WASHINGTON – With a global population pressing against food supplies and vast areas of the ocean swept clean of fish, tiny AquaBounty Technologies Inc. of Waltham, Mass., says it can help feed the world.
The firm has developed genetically engineered salmon that reach market weight in half the usual time. What’s more, it hopes to avoid the pollution, disease and other problems associated with saltwater fish farms by having its salmon raised in inland facilities.
The Food and Drug Administration has yet to approve what would be the nation’s first commercial genetically modified food animal.
“This is the threshold case. If it’s approved, there will be others,” said Eric Hallerman, head of the fisheries and wildlife sciences department at Virginia Tech University.
“If it’s not, it’ll have a chilling effect for years.”
Some in the fish farming industry are leery of the move toward engineered fish.
“No! It is not even up for discussion,” Jorgen Christiansen, director of communications for Oslo-based Marine Harvest, one of the world’s largest salmon producers, wrote in an e-mail.
Christiansen said his company worries “that consumers would be reluctant to buy genetically modified fish, regardless of good food quality and food safety.”
Some critics call AquaBounty’s salmon “Frankenfish.” Others say the effort is pointless.
“I don’t see the necessity of it,” said Casson Trenor of Greenpeace USA – which opposes all genetically modified organisms, including plants. “We don’t need to build a new fish.”
The FDA has completed its review of key portions of AquaBounty’s application, according to Chief Executive Ronald Stotish.

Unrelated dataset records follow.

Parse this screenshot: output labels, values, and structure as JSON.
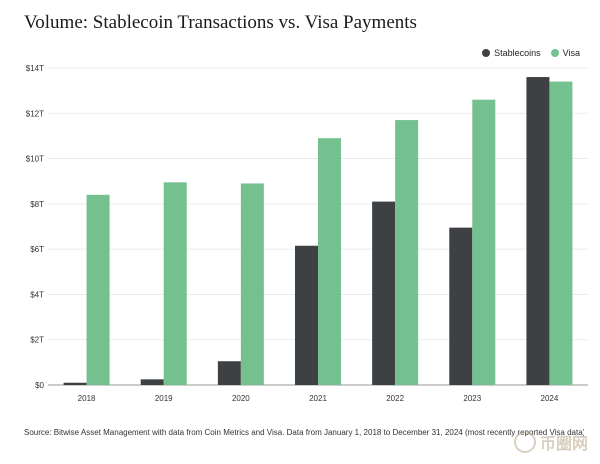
{
  "colors": {
    "stablecoins": "#3d4144",
    "visa": "#74c08f",
    "grid": "#e6e6e6",
    "axis": "#9a9a9a"
  },
  "chart_data": {
    "type": "bar",
    "title": "Volume: Stablecoin Transactions vs. Visa Payments",
    "categories": [
      "2018",
      "2019",
      "2020",
      "2021",
      "2022",
      "2023",
      "2024"
    ],
    "series": [
      {
        "name": "Stablecoins",
        "values": [
          0.1,
          0.25,
          1.05,
          6.15,
          8.1,
          6.95,
          13.6
        ]
      },
      {
        "name": "Visa",
        "values": [
          8.4,
          8.95,
          8.9,
          10.9,
          11.7,
          12.6,
          13.4
        ]
      }
    ],
    "yticks": [
      "$0",
      "$2T",
      "$4T",
      "$6T",
      "$8T",
      "$10T",
      "$12T",
      "$14T"
    ],
    "ylim": [
      0,
      14
    ],
    "legend_position": "top-right",
    "grid": true
  },
  "legend": {
    "stablecoins": "Stablecoins",
    "visa": "Visa"
  },
  "source": "Source: Bitwise Asset Management with data from Coin Metrics and Visa. Data from January 1, 2018 to December 31, 2024 (most recently reported Visa data).",
  "watermark": {
    "text": "币圈网",
    "subtext": "ALIBTC.COM"
  }
}
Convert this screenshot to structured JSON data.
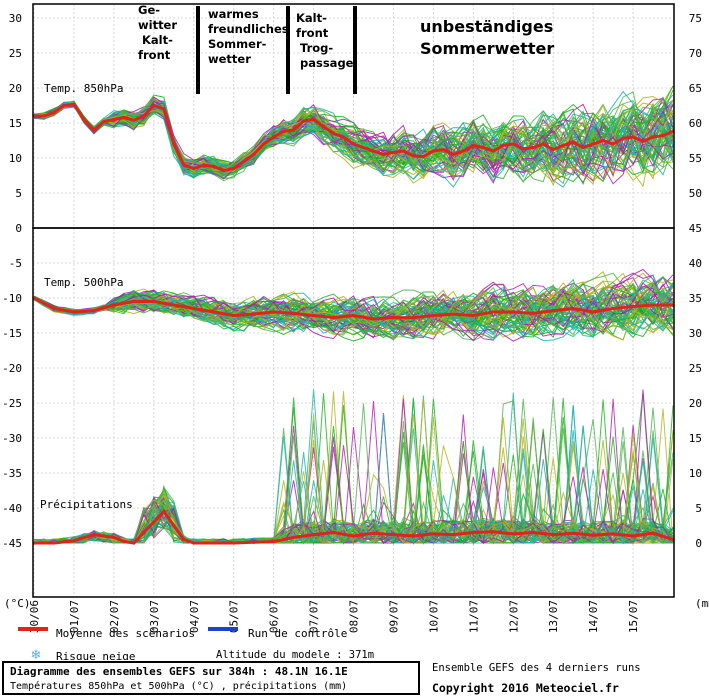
{
  "chart_data": {
    "type": "line",
    "title": "Diagramme des ensembles GEFS sur 384h : 48.1N 16.1E",
    "subtitle": "Températures 850hPa et 500hPa (°C) , précipitations (mm)",
    "dates": [
      "30/06",
      "01/07",
      "02/07",
      "03/07",
      "04/07",
      "05/07",
      "06/07",
      "07/07",
      "08/07",
      "09/07",
      "10/07",
      "11/07",
      "12/07",
      "13/07",
      "14/07",
      "15/07"
    ],
    "left_axis": {
      "unit": "(°C)",
      "ticks": [
        30,
        25,
        20,
        15,
        10,
        5,
        0,
        -5,
        -10,
        -15,
        -20,
        -25,
        -30,
        -35,
        -40,
        -45
      ]
    },
    "right_axis": {
      "unit": "(mm)",
      "ticks": [
        75,
        70,
        65,
        60,
        55,
        50,
        45,
        40,
        35,
        30,
        25,
        20,
        15,
        10,
        5,
        0
      ]
    },
    "panel_labels": {
      "t850": "Temp. 850hPa",
      "t500": "Temp. 500hPa",
      "precip": "Précipitations"
    },
    "series": [
      {
        "name": "Moyenne des scénarios",
        "color": "#e0241b",
        "panel": "t850",
        "x": [
          0,
          6,
          12,
          18,
          24,
          30,
          36,
          42,
          48,
          54,
          60,
          66,
          72,
          78,
          84,
          90,
          96,
          102,
          108,
          114,
          120,
          126,
          132,
          138,
          144,
          150,
          156,
          162,
          168,
          174,
          180,
          186,
          192,
          198,
          204,
          210,
          216,
          222,
          228,
          234,
          240,
          246,
          252,
          258,
          264,
          270,
          276,
          282,
          288,
          294,
          300,
          306,
          312,
          318,
          324,
          330,
          336,
          342,
          348,
          354,
          360,
          366,
          372,
          378,
          384
        ],
        "values": [
          16,
          16,
          16.5,
          17.5,
          17.7,
          15.5,
          14,
          15.2,
          15.5,
          15.8,
          15.4,
          16,
          17.5,
          17,
          12,
          9,
          8.5,
          9,
          8.8,
          8.2,
          8.5,
          9.5,
          10.5,
          12,
          13,
          13.8,
          14,
          15.3,
          15.5,
          14.5,
          13.5,
          13,
          12,
          11.5,
          11,
          10.5,
          10.8,
          11,
          10.3,
          10.2,
          11,
          11.2,
          10.5,
          11,
          11.8,
          11.5,
          11,
          11.8,
          12,
          11.3,
          11.5,
          12,
          11.2,
          11.8,
          12.3,
          11.5,
          12,
          12.5,
          12,
          12.8,
          13,
          12.4,
          13,
          13.2,
          13.8
        ]
      },
      {
        "name": "Moyenne des scénarios",
        "color": "#e0241b",
        "panel": "t500",
        "x": [
          0,
          12,
          24,
          36,
          48,
          60,
          72,
          84,
          96,
          108,
          120,
          132,
          144,
          156,
          168,
          180,
          192,
          204,
          216,
          228,
          240,
          252,
          264,
          276,
          288,
          300,
          312,
          324,
          336,
          348,
          360,
          372,
          384
        ],
        "values": [
          -10,
          -11.5,
          -12,
          -11.8,
          -11,
          -10.5,
          -10.5,
          -11,
          -11.5,
          -12,
          -12.5,
          -12.3,
          -12,
          -12.2,
          -12.5,
          -12.8,
          -12.5,
          -13,
          -12.8,
          -12.8,
          -12.5,
          -12.3,
          -12.5,
          -12,
          -12,
          -12.2,
          -11.8,
          -11.5,
          -12,
          -11.5,
          -11.2,
          -11,
          -11
        ]
      },
      {
        "name": "Moyenne des scénarios",
        "color": "#e0241b",
        "panel": "precip",
        "x": [
          0,
          12,
          24,
          36,
          48,
          54,
          60,
          66,
          72,
          78,
          84,
          90,
          96,
          108,
          120,
          132,
          144,
          156,
          168,
          180,
          192,
          204,
          216,
          228,
          240,
          252,
          264,
          276,
          288,
          300,
          312,
          324,
          336,
          348,
          360,
          372,
          384
        ],
        "values": [
          0,
          0,
          0.3,
          1.2,
          0.8,
          0.2,
          0,
          1.5,
          3,
          4.5,
          2.5,
          0.5,
          0,
          0,
          0,
          0.1,
          0.2,
          0.8,
          1.2,
          1.5,
          1,
          1.4,
          1.2,
          1,
          1.3,
          1.2,
          1.5,
          1.6,
          1.3,
          1.5,
          1.2,
          1.4,
          1.1,
          1.3,
          1,
          1.4,
          0.5
        ]
      },
      {
        "name": "Run de contrôle",
        "color": "#1f3fd1"
      }
    ],
    "legend": [
      {
        "label": "Moyenne des scénarios",
        "color": "#e0241b"
      },
      {
        "label": "Run de contrôle",
        "color": "#1f3fd1"
      },
      {
        "label": "Risque neige",
        "color": "#5aa9e6"
      }
    ],
    "annotations": [
      {
        "text": "Ge-\nwitter\n  Kalt-\nfront",
        "x_hour": 54
      },
      {
        "text": "warmes\nfreundliches\nSommer-\nwetter",
        "x_hour": 90
      },
      {
        "text": "Kalt-\nfront\n    Trog-\n  passage",
        "x_hour": 144
      },
      {
        "text": "unbeständiges\nSommerwetter",
        "x_hour": 260
      }
    ]
  },
  "footer": {
    "title": "Diagramme des ensembles GEFS sur 384h : 48.1N 16.1E",
    "subtitle": "Températures 850hPa et 500hPa (°C) , précipitations (mm)",
    "altitude": "Altitude du modele : 371m",
    "ensemble_note": "Ensemble GEFS des 4 derniers runs",
    "copyright": "Copyright 2016 Meteociel.fr"
  },
  "colors": {
    "mean": "#e0241b",
    "control": "#1f3fd1",
    "snow": "#5aa9e6",
    "members": [
      "#19b319",
      "#b319b3",
      "#b3b319",
      "#19b3b3",
      "#4db34d"
    ]
  }
}
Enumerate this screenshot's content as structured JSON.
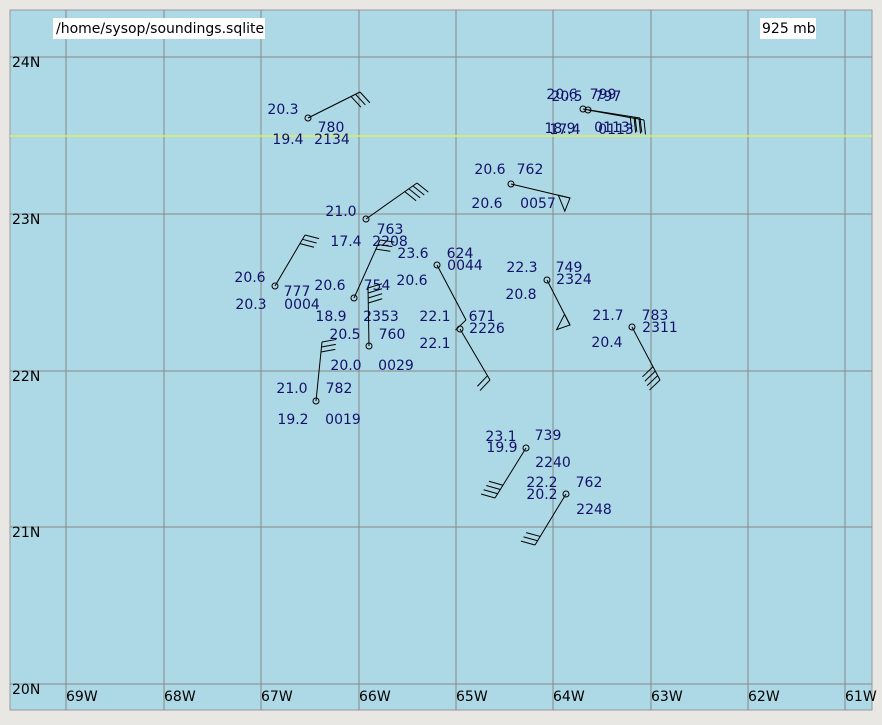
{
  "header": {
    "file_path": "/home/sysop/soundings.sqlite",
    "level": "925 mb"
  },
  "axes": {
    "latitude_labels": [
      "24N",
      "23N",
      "22N",
      "21N",
      "20N"
    ],
    "longitude_labels": [
      "69W",
      "68W",
      "67W",
      "66W",
      "65W",
      "64W",
      "63W",
      "62W",
      "61W"
    ]
  },
  "stations": [
    {
      "temperature": "20.3",
      "height": "780",
      "dewpoint": "19.4",
      "code": "2134"
    },
    {
      "temperature": "20.6",
      "height": "799",
      "dewpoint": "18.9",
      "code": "0113"
    },
    {
      "temperature": "20.5",
      "height": "797",
      "dewpoint": "17.4",
      "code": "0113"
    },
    {
      "temperature": "20.6",
      "height": "762",
      "dewpoint": "20.6",
      "code": "0057"
    },
    {
      "temperature": "21.0",
      "height": "763",
      "dewpoint": "17.4",
      "code": "2208"
    },
    {
      "temperature": "20.6",
      "height": "777",
      "dewpoint": "20.3",
      "code": "0004"
    },
    {
      "temperature": "20.6",
      "height": "754",
      "dewpoint": "18.9",
      "code": "2353"
    },
    {
      "temperature": "23.6",
      "height": "624",
      "dewpoint": "20.6",
      "code": "0044"
    },
    {
      "temperature": "20.5",
      "height": "760",
      "dewpoint": "20.0",
      "code": "0029"
    },
    {
      "temperature": "22.1",
      "height": "671",
      "dewpoint": "22.1",
      "code": "2226"
    },
    {
      "temperature": "22.3",
      "height": "749",
      "dewpoint": "20.8",
      "code": "2324"
    },
    {
      "temperature": "21.7",
      "height": "783",
      "dewpoint": "20.4",
      "code": "2311"
    },
    {
      "temperature": "21.0",
      "height": "782",
      "dewpoint": "19.2",
      "code": "0019"
    },
    {
      "temperature": "23.1",
      "height": "739",
      "dewpoint": "19.9",
      "code": "2240"
    },
    {
      "temperature": "22.2",
      "height": "762",
      "dewpoint": "20.2",
      "code": "2248"
    }
  ]
}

Within weeks, the company expects the agency to convene an advisory committee of outside experts to weigh evidence, collect public testimony and issue a recommendation about the fish’s fitness for human consumption.
The process could take months or more – which still sounds like progress to the company after its 14-year, $50 million investment.
Manipulating natural processes is a fact of life in most of the world’s food supplies. Cattle, hogs, poultry and most grain and vegetable crops have been extensively altered through selective breeding and hybridization – including turkeys with so much white meat they can barely stand, drought- and disease-resistant wheat, and fruits and vegetables that resist bruising or spoiling.
But genetic engineering – especially perhaps of animals – is different, at least in the public mind.
“The thought of genetic engineering sort of excites the idea that there might be a kind of boundary-crossing going on that might be yucky,” said Paul Thompson, an agricultural ethicist at Michigan State University.
Unlike ordinary salmon, AquaBounty’s genetically modified fish grows during the winter as well as the summer, so it reaches an 8-pound market weight in 18 months instead of 36. That’s accomplished by inserting part of a gene from an eellike creature called the ocean pout into the growth gene of a Chinook salmon, then injecting the blended genetic material into the fertilized eggs of a North Atlantic salmon.
“This is a single gene and it’s a salmon gene in a salmon,” said Stotish, a biochemist and pharmaceutical researcher who joined AquaBounty in 2006 and became CEO two years later.
The salmon is identical in taste, color, protein and other attributes of a non-engineered North Atlantic salmon, he said, and consumes up to 25 percent less food over its lifetime. The AquaBounty salmon don’t get bigger than other salmon; they just grow to full size faster.
Christiansen isn’t the only person in the industry to recoil.
“We do not support it. … We wouldn’t consider changing that unless the market demanded it and all government regulators say it’s safe,” said Nell Halse, president of the International Salmon Farmers Association.
On the other hand, the National Fisheries Institute, the main trade association of U.S. seafood producers, supports “the use of biotechnology in the production of genetically engineered fish,” subject to FDA safety assessments, spokesman Gavin Gibbons said.
AquaBounty, which would sell genetically altered eggs, says its fish would be sterile and it intends to require producers to raise its salmon inland.
The idea is to prevent cross-breeding with wild fish. Most farmed salmon are kept in ocean pens, where wild and confined fish can infect each other with disease – and where escapees can join the gene pool, producing offspring less suited to the open ocean.
If AquaBounty’s fish are raised in inland tanks, wild populations should be protected.
But an FDA advisory panel may be forced to consider the effect of the fish on wild populations nonetheless, because of the possibility of escapes, failed sterilization of eggs and sales to producers overseas, out of reach of U.S. regulators.
One key to consumer acceptance may be whether the salmon is labeled as genetically modified.
Stotish says he’d have no problem with a voluntary label affixed by salmon producers, but fears a mandatory label would look like a warning. In the past, the FDA has taken the position that required labeling should contain only information on content, not how an item was produced.
If the project gets the FDA’s blessing, bioethicist Gregory Kaebnick of the nonprofit Hastings Center thinks the transition may be fairly easy for consumers.
“It’s not putting a jellyfish gene into a tomato. It’s not giving it a radically new property, like making it glow,” he said. “In the long run, I think people are going to get used to this kind of thing.”